Par ailleurs, Noël est plus fêté chez les anglophones. La seule gravure représentant des danseurs pour Noël est publiée dans le Canadian Illustrated News [7] et non dans L’Opinion publique (Fig. 2, vignette en bas à gauche). Par contre, pour le Jour de l’An, L’Opinion publique publie des gravures comme celle d’Edmond-Joseph Massicotte (Fig.3, page 1) représentant des visites dans lesquelles la musique et la danse sont bel et bien suggérées par un violon savamment mis en évidence sur un mur. Bien qu’empreinte de nostalgie et de ruralité, cette scène, qualifiée comme « l’une des scènes les plus vivantes des fêtes du Nouvel An dans nos campagnes canadiennes » [8], reste contemporaine et parlante aux citadins de la fin du XIXe siècle.

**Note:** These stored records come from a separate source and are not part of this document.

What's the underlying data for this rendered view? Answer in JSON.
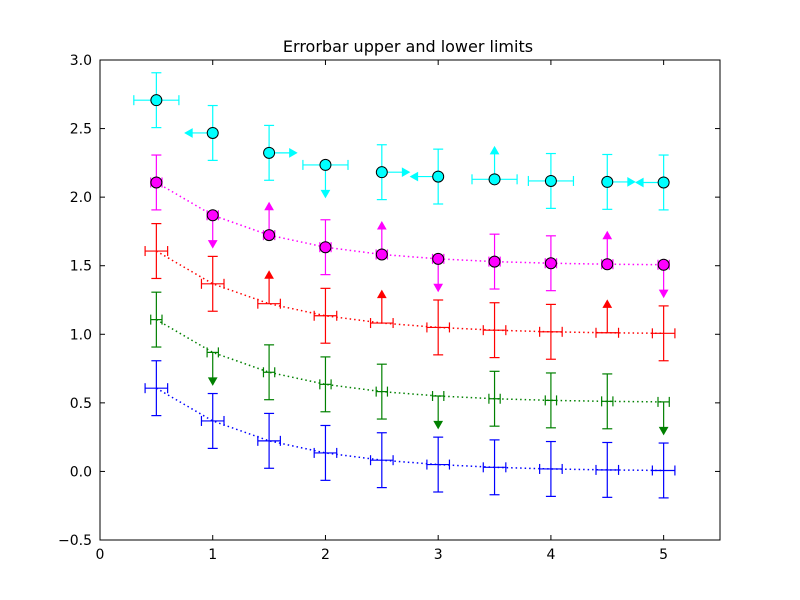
{
  "chart_data": {
    "type": "errorbar",
    "title": "Errorbar upper and lower limits",
    "xlabel": "",
    "ylabel": "",
    "xlim": [
      0,
      5.5
    ],
    "ylim": [
      -0.5,
      3.0
    ],
    "x_ticks": [
      0,
      1,
      2,
      3,
      4,
      5
    ],
    "x_tick_labels": [
      "0",
      "1",
      "2",
      "3",
      "4",
      "5"
    ],
    "y_ticks": [
      -0.5,
      0.0,
      0.5,
      1.0,
      1.5,
      2.0,
      2.5,
      3.0
    ],
    "y_tick_labels": [
      "−0.5",
      "0.0",
      "0.5",
      "1.0",
      "1.5",
      "2.0",
      "2.5",
      "3.0"
    ],
    "grid": false,
    "legend": false,
    "x": [
      0.5,
      1.0,
      1.5,
      2.0,
      2.5,
      3.0,
      3.5,
      4.0,
      4.5,
      5.0
    ],
    "series": [
      {
        "color": "#0000ff",
        "linestyle": "dotted",
        "marker": "none",
        "y": [
          0.607,
          0.368,
          0.223,
          0.135,
          0.082,
          0.05,
          0.03,
          0.018,
          0.011,
          0.007
        ],
        "yerr": 0.2,
        "xerr": 0.1,
        "y_limit": [
          "none",
          "none",
          "none",
          "none",
          "none",
          "none",
          "none",
          "none",
          "none",
          "none"
        ],
        "x_limit": [
          "none",
          "none",
          "none",
          "none",
          "none",
          "none",
          "none",
          "none",
          "none",
          "none"
        ]
      },
      {
        "color": "#008000",
        "linestyle": "dotted",
        "marker": "none",
        "y": [
          1.107,
          0.868,
          0.723,
          0.635,
          0.582,
          0.55,
          0.53,
          0.518,
          0.511,
          0.507
        ],
        "yerr": 0.2,
        "xerr": 0.05,
        "y_limit": [
          "none",
          "upper",
          "none",
          "none",
          "none",
          "upper",
          "none",
          "none",
          "none",
          "upper"
        ],
        "x_limit": [
          "none",
          "none",
          "none",
          "none",
          "none",
          "none",
          "none",
          "none",
          "none",
          "none"
        ]
      },
      {
        "color": "#ff0000",
        "linestyle": "dotted",
        "marker": "none",
        "y": [
          1.607,
          1.368,
          1.223,
          1.135,
          1.082,
          1.05,
          1.03,
          1.018,
          1.011,
          1.007
        ],
        "yerr": 0.2,
        "xerr": 0.1,
        "y_limit": [
          "none",
          "none",
          "lower",
          "none",
          "lower",
          "none",
          "none",
          "none",
          "lower",
          "none"
        ],
        "x_limit": [
          "none",
          "none",
          "none",
          "none",
          "none",
          "none",
          "none",
          "none",
          "none",
          "none"
        ]
      },
      {
        "color": "#ff00ff",
        "linestyle": "dotted",
        "marker": "o",
        "marker_face": "#ff00ff",
        "y": [
          2.107,
          1.868,
          1.723,
          1.635,
          1.582,
          1.55,
          1.53,
          1.518,
          1.511,
          1.507
        ],
        "yerr": 0.2,
        "xerr": 0.05,
        "y_limit": [
          "none",
          "upper",
          "lower",
          "none",
          "lower",
          "upper",
          "none",
          "none",
          "lower",
          "upper"
        ],
        "x_limit": [
          "none",
          "none",
          "none",
          "none",
          "none",
          "none",
          "none",
          "none",
          "none",
          "none"
        ]
      },
      {
        "color": "#00ffff",
        "linestyle": "none",
        "marker": "o",
        "marker_face": "#00ffff",
        "y": [
          2.707,
          2.468,
          2.323,
          2.235,
          2.182,
          2.15,
          2.13,
          2.118,
          2.111,
          2.107
        ],
        "yerr": 0.2,
        "xerr": 0.2,
        "y_limit": [
          "none",
          "none",
          "none",
          "upper",
          "none",
          "none",
          "lower",
          "none",
          "none",
          "none"
        ],
        "x_limit": [
          "none",
          "upper",
          "lower",
          "none",
          "lower",
          "upper",
          "none",
          "none",
          "lower",
          "upper"
        ]
      }
    ]
  }
}
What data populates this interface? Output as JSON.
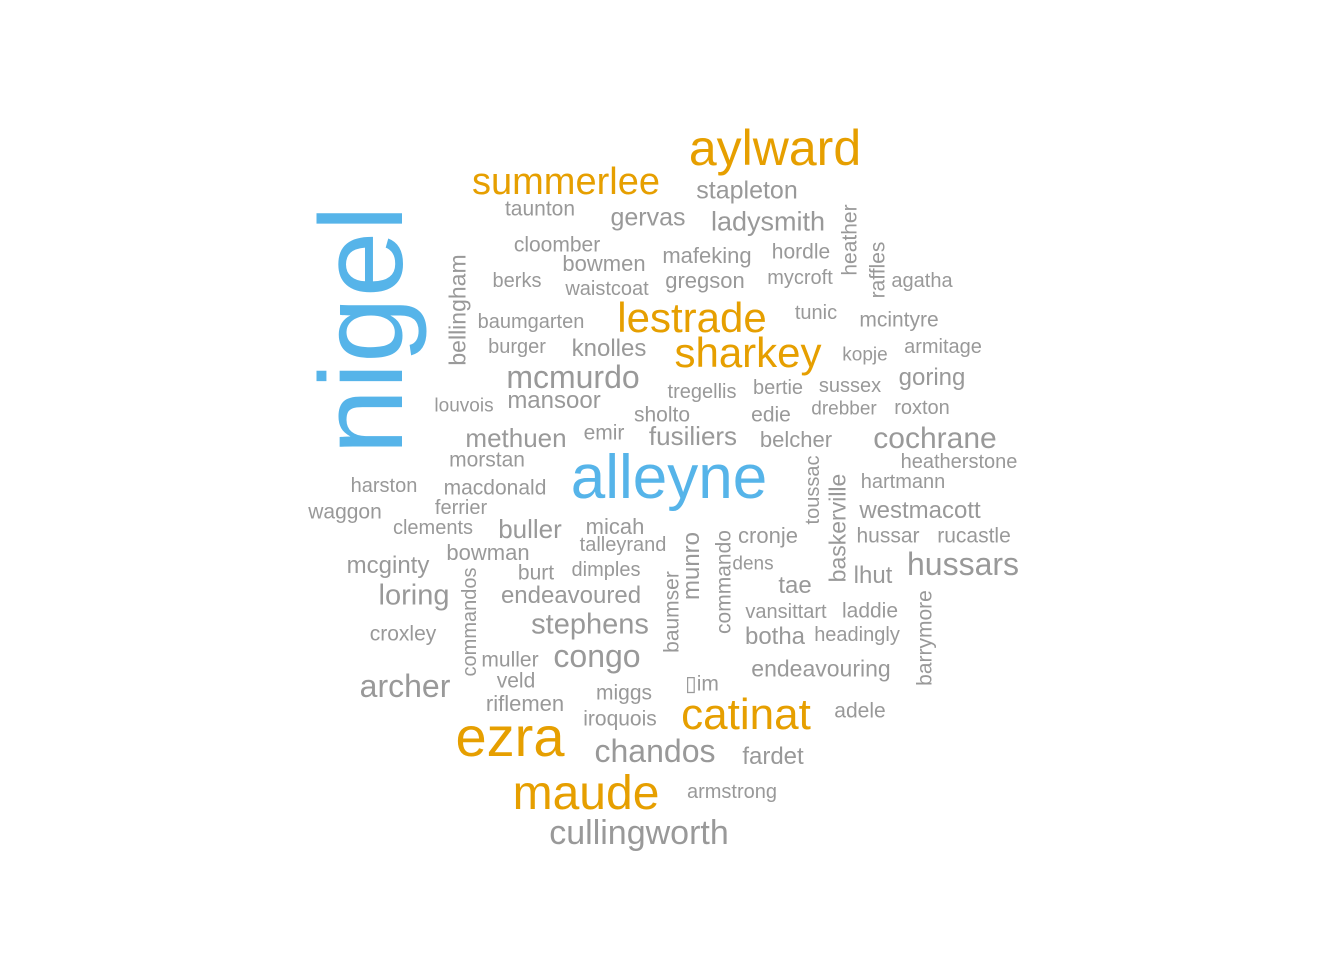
{
  "colors": {
    "primary": "#56B4E9",
    "secondary": "#E69F00",
    "tertiary": "#999999"
  },
  "words": [
    {
      "text": "nigel",
      "color": "primary"
    },
    {
      "text": "alleyne",
      "color": "primary"
    },
    {
      "text": "aylward",
      "color": "secondary"
    },
    {
      "text": "summerlee",
      "color": "secondary"
    },
    {
      "text": "lestrade",
      "color": "secondary"
    },
    {
      "text": "sharkey",
      "color": "secondary"
    },
    {
      "text": "ezra",
      "color": "secondary"
    },
    {
      "text": "catinat",
      "color": "secondary"
    },
    {
      "text": "maude",
      "color": "secondary"
    },
    {
      "text": "stapleton",
      "color": "tertiary"
    },
    {
      "text": "taunton",
      "color": "tertiary"
    },
    {
      "text": "gervas",
      "color": "tertiary"
    },
    {
      "text": "ladysmith",
      "color": "tertiary"
    },
    {
      "text": "heather",
      "color": "tertiary"
    },
    {
      "text": "cloomber",
      "color": "tertiary"
    },
    {
      "text": "mafeking",
      "color": "tertiary"
    },
    {
      "text": "hordle",
      "color": "tertiary"
    },
    {
      "text": "raffles",
      "color": "tertiary"
    },
    {
      "text": "bowmen",
      "color": "tertiary"
    },
    {
      "text": "bellingham",
      "color": "tertiary"
    },
    {
      "text": "berks",
      "color": "tertiary"
    },
    {
      "text": "gregson",
      "color": "tertiary"
    },
    {
      "text": "mycroft",
      "color": "tertiary"
    },
    {
      "text": "agatha",
      "color": "tertiary"
    },
    {
      "text": "waistcoat",
      "color": "tertiary"
    },
    {
      "text": "tunic",
      "color": "tertiary"
    },
    {
      "text": "baumgarten",
      "color": "tertiary"
    },
    {
      "text": "mcintyre",
      "color": "tertiary"
    },
    {
      "text": "burger",
      "color": "tertiary"
    },
    {
      "text": "knolles",
      "color": "tertiary"
    },
    {
      "text": "kopje",
      "color": "tertiary"
    },
    {
      "text": "armitage",
      "color": "tertiary"
    },
    {
      "text": "mcmurdo",
      "color": "tertiary"
    },
    {
      "text": "tregellis",
      "color": "tertiary"
    },
    {
      "text": "bertie",
      "color": "tertiary"
    },
    {
      "text": "sussex",
      "color": "tertiary"
    },
    {
      "text": "goring",
      "color": "tertiary"
    },
    {
      "text": "louvois",
      "color": "tertiary"
    },
    {
      "text": "mansoor",
      "color": "tertiary"
    },
    {
      "text": "sholto",
      "color": "tertiary"
    },
    {
      "text": "edie",
      "color": "tertiary"
    },
    {
      "text": "drebber",
      "color": "tertiary"
    },
    {
      "text": "roxton",
      "color": "tertiary"
    },
    {
      "text": "methuen",
      "color": "tertiary"
    },
    {
      "text": "emir",
      "color": "tertiary"
    },
    {
      "text": "fusiliers",
      "color": "tertiary"
    },
    {
      "text": "belcher",
      "color": "tertiary"
    },
    {
      "text": "cochrane",
      "color": "tertiary"
    },
    {
      "text": "morstan",
      "color": "tertiary"
    },
    {
      "text": "toussac",
      "color": "tertiary"
    },
    {
      "text": "heatherstone",
      "color": "tertiary"
    },
    {
      "text": "harston",
      "color": "tertiary"
    },
    {
      "text": "macdonald",
      "color": "tertiary"
    },
    {
      "text": "hartmann",
      "color": "tertiary"
    },
    {
      "text": "waggon",
      "color": "tertiary"
    },
    {
      "text": "ferrier",
      "color": "tertiary"
    },
    {
      "text": "baskerville",
      "color": "tertiary"
    },
    {
      "text": "westmacott",
      "color": "tertiary"
    },
    {
      "text": "clements",
      "color": "tertiary"
    },
    {
      "text": "buller",
      "color": "tertiary"
    },
    {
      "text": "micah",
      "color": "tertiary"
    },
    {
      "text": "munro",
      "color": "tertiary"
    },
    {
      "text": "cronje",
      "color": "tertiary"
    },
    {
      "text": "hussar",
      "color": "tertiary"
    },
    {
      "text": "rucastle",
      "color": "tertiary"
    },
    {
      "text": "bowman",
      "color": "tertiary"
    },
    {
      "text": "talleyrand",
      "color": "tertiary"
    },
    {
      "text": "commando",
      "color": "tertiary"
    },
    {
      "text": "hussars",
      "color": "tertiary"
    },
    {
      "text": "mcginty",
      "color": "tertiary"
    },
    {
      "text": "commandos",
      "color": "tertiary"
    },
    {
      "text": "burt",
      "color": "tertiary"
    },
    {
      "text": "dimples",
      "color": "tertiary"
    },
    {
      "text": "baumser",
      "color": "tertiary"
    },
    {
      "text": "dens",
      "color": "tertiary"
    },
    {
      "text": "lhut",
      "color": "tertiary"
    },
    {
      "text": "loring",
      "color": "tertiary"
    },
    {
      "text": "endeavoured",
      "color": "tertiary"
    },
    {
      "text": "tae",
      "color": "tertiary"
    },
    {
      "text": "vansittart",
      "color": "tertiary"
    },
    {
      "text": "laddie",
      "color": "tertiary"
    },
    {
      "text": "barrymore",
      "color": "tertiary"
    },
    {
      "text": "stephens",
      "color": "tertiary"
    },
    {
      "text": "croxley",
      "color": "tertiary"
    },
    {
      "text": "botha",
      "color": "tertiary"
    },
    {
      "text": "headingly",
      "color": "tertiary"
    },
    {
      "text": "congo",
      "color": "tertiary"
    },
    {
      "text": "muller",
      "color": "tertiary"
    },
    {
      "text": "endeavouring",
      "color": "tertiary"
    },
    {
      "text": "archer",
      "color": "tertiary"
    },
    {
      "text": "veld",
      "color": "tertiary"
    },
    {
      "text": "miggs",
      "color": "tertiary"
    },
    {
      "text": "▯im",
      "color": "tertiary"
    },
    {
      "text": "riflemen",
      "color": "tertiary"
    },
    {
      "text": "adele",
      "color": "tertiary"
    },
    {
      "text": "iroquois",
      "color": "tertiary"
    },
    {
      "text": "chandos",
      "color": "tertiary"
    },
    {
      "text": "fardet",
      "color": "tertiary"
    },
    {
      "text": "armstrong",
      "color": "tertiary"
    },
    {
      "text": "cullingworth",
      "color": "tertiary"
    }
  ]
}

Si l’on reste discret en ce qui concerne les danses des adultes, la musique et la danse font définitivement partie des joies enfantines, notamment autour de l’arbre de Noël [9]. Or, là encore, on observe des différences entre les références proposées au lectorat anglo-montréalais et celles proposées au lectorat franco-montréalais. Alors que les danses, la musique, les cadeaux et le sapin animent Noël dans le Canadian Illustrated News, c’est pour souligner le Jour de l’An qu’ils sont mis de l’avant dans L’Opinion publique [10]. Cela au point qu’une même gravure, « A family party », dans laquelle des enfants jouent et dansent en couple au son du piano sur lequel se pratique une fillette (Fig. 4), second plan et arrière-plan droits), est présentée dans le Canadian Illustrated News pour Noël et dans L’Opinion publique pour le Jour de l’An. On aura présenté la gravure pour l’occasion la plus opportune, selon le lectorat concerné ; ce qui conforte l’idée que les réjouissances chez les Canadiens français sont plus l’affaire du Jour de l’An plus que de Noël. Somme toute, dans le contexte montréalais de la fin du XIXe siècle, il est difficile de considérer Noël et le Jour de l’An séparément, tant ces deux fêtes s’entremêlent, se chevauchent. En fait, elles semblent interchangeables en matière de festivités et d’activités dansantes ou musicales, selon les origines familiales, mais aussi religieuses et culturelles. Ceci est accentué par la commercialisation de Noël qui amène des changements, mettant cette fête particulièrement en valeur. Mais comme l’explique Jean-Philippe Warren, si les canadiens-français sont prêts à faire de Noël un moment plus festif, ils ne sont pas encore décidés à abandonner leur façon de fêter le jour de l’An, notamment en ce qui concerne l’offre de cadeaux [11].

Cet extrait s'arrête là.